A NIST blog from the Center for AI Standards and Innovation
In December, CAISI published a write-up on how AI models can cheat on agentic evaluations, including lessons from our experience building and using AI-enabled transcript analysis tools to find and fix examples of cheating from our evaluations.
In that post, we highlighted the potential of AI-enabled transcript analysis tools to help evaluators scale their capacity to detect measurement issues in evaluations — particularly as they evaluate agentic AI systems that can work on tasks for longer periods of time. We emphasized the need for continued collaboration on shared practices and tooling to help the evaluation community adopt, scale and improve transcript review practices.
Recently, we contributed several of the practices and takeaways we identified in our research to a new joint research paper with the UK AI Security Institute and other AI evaluators. The paper outlines a multi-step process for building and using transcript review tools, from preparing log data to designing and validating a scanner in an iterative loop. At each step, it provides concrete examples and implementation considerations, based on experiences and takeaways aggregated from evaluators’ different transcript analysis projects and use cases.
The paper also includes implementation case studies using a new open-source transcript analysis framework, Inspect Scout, built by the UK AISI working closely with Meridian Labs.
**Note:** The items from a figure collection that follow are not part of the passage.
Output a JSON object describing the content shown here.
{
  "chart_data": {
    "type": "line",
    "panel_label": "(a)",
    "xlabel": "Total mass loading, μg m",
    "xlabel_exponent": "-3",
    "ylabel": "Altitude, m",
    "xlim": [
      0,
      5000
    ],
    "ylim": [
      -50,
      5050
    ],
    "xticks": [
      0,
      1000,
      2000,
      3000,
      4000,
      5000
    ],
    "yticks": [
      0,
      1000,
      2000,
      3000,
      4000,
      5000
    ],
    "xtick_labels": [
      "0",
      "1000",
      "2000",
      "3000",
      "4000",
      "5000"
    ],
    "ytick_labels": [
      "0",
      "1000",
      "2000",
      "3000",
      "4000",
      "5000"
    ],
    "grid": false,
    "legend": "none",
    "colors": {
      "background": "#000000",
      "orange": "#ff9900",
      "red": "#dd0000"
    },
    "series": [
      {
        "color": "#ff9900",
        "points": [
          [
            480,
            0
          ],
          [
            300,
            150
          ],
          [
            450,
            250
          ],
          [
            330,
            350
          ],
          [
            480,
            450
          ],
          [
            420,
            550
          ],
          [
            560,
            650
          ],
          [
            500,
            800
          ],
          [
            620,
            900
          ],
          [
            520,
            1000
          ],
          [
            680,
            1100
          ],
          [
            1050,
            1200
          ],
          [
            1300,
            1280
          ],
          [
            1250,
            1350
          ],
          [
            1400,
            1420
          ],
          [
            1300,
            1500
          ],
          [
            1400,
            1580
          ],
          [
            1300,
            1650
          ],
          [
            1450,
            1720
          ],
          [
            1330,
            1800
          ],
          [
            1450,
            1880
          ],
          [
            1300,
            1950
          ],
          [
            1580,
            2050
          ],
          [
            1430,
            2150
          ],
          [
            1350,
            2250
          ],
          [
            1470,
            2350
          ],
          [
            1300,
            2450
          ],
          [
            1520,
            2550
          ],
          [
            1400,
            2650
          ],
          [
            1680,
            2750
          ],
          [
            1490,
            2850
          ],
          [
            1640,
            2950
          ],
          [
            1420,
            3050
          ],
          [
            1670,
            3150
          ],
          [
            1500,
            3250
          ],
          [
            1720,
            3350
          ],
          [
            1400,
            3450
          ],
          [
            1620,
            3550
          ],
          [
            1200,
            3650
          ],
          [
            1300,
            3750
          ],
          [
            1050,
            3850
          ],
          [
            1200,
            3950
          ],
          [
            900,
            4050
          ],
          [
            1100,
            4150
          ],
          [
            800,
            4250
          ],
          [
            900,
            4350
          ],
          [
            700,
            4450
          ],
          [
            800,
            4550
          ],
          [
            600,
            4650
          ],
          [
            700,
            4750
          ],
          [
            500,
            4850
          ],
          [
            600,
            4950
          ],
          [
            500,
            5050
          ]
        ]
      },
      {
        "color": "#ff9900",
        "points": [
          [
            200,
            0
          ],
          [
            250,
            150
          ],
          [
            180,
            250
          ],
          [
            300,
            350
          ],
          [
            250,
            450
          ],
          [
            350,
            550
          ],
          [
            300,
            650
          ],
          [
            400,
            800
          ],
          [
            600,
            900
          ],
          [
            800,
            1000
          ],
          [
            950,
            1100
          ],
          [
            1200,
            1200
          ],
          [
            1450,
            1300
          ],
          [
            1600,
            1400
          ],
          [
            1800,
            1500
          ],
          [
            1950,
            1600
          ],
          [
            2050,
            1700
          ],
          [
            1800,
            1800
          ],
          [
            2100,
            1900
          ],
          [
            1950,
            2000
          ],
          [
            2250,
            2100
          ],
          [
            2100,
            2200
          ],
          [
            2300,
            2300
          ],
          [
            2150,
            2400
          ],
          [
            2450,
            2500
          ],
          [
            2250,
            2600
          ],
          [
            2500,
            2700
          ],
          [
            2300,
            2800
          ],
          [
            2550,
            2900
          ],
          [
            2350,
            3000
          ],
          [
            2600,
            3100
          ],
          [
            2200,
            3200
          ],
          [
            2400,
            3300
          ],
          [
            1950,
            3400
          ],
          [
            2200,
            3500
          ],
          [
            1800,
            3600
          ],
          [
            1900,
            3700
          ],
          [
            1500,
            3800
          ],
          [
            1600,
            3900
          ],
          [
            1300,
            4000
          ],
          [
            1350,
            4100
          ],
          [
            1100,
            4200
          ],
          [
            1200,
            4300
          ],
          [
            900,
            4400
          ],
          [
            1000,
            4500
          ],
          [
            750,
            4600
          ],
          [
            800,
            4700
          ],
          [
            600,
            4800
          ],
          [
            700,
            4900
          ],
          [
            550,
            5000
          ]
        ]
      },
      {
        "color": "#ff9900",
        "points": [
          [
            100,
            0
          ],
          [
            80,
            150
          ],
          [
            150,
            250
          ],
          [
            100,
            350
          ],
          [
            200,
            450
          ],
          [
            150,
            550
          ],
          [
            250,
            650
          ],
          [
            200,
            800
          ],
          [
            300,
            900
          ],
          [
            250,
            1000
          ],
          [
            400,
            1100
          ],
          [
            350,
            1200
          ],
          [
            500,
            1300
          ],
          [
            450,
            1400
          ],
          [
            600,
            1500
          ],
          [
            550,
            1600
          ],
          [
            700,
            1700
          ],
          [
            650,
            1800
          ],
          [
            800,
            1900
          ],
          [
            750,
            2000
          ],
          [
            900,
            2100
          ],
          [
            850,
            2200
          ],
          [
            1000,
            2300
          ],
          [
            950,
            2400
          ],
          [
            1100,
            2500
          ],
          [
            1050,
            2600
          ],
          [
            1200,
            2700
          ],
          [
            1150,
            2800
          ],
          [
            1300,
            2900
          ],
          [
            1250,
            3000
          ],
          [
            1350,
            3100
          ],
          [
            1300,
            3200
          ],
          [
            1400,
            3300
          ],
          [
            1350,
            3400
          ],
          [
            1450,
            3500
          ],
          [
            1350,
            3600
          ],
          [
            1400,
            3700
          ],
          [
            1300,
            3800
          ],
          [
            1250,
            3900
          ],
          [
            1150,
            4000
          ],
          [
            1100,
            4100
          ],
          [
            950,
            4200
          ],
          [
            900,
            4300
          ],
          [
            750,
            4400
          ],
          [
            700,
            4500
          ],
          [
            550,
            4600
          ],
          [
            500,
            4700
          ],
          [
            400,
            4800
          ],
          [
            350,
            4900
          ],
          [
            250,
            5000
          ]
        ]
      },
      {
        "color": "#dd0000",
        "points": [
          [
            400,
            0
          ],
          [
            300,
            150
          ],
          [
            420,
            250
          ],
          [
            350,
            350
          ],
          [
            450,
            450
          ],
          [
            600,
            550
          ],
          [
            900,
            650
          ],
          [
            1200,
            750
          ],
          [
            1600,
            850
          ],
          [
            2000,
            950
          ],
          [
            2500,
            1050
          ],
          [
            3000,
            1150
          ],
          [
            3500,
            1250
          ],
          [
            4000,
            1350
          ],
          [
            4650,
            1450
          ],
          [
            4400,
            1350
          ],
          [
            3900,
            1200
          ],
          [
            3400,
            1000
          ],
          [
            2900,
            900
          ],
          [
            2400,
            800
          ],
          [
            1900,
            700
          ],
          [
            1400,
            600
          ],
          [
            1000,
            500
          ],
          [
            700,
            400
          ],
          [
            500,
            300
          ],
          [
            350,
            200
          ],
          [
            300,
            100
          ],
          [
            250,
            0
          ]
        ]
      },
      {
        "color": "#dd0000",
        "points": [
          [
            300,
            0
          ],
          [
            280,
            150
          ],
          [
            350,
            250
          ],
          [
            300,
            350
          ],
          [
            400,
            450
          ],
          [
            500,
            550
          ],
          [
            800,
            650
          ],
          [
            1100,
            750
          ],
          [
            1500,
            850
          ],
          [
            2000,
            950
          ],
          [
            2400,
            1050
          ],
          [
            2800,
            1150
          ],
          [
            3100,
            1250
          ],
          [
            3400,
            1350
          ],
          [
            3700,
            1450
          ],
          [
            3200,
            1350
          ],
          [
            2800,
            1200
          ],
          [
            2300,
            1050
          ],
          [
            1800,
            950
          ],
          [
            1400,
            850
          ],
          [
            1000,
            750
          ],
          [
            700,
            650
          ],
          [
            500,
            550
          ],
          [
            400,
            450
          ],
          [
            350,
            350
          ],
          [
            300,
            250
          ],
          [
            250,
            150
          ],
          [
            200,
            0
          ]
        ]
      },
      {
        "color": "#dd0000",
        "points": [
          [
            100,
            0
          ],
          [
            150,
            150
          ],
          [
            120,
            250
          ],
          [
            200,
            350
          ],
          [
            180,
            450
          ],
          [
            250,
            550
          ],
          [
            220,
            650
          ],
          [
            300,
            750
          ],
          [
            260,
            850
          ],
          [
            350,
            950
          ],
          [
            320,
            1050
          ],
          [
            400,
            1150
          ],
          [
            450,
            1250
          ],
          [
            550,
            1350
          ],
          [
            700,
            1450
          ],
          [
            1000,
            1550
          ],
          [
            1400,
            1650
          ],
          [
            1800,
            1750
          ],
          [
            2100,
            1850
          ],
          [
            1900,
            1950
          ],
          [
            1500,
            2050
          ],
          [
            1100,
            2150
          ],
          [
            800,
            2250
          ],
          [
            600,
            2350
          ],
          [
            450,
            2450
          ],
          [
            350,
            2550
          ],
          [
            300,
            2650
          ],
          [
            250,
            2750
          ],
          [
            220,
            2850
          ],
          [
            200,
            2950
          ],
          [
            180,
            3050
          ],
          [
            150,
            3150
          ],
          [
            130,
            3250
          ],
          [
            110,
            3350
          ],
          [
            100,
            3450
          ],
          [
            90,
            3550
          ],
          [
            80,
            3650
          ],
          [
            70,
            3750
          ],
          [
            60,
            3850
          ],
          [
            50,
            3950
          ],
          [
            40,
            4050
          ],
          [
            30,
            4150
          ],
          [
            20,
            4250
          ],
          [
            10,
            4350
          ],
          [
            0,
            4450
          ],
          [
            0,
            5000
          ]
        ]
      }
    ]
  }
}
We’ve been able to collaborate with the developers to inform the design of features based on our own use cases, and are excited to see the development of more technical frameworks and tools that can help enable the wider adoption of transcript analysis by the AI evaluation community.
We’re excited to share these collaboratively developed examples and practices to aid other evaluators, and to continue our work to contribute to frameworks, tools, and practices that can help advance more rigorous, valid, and impactful AI measurement science.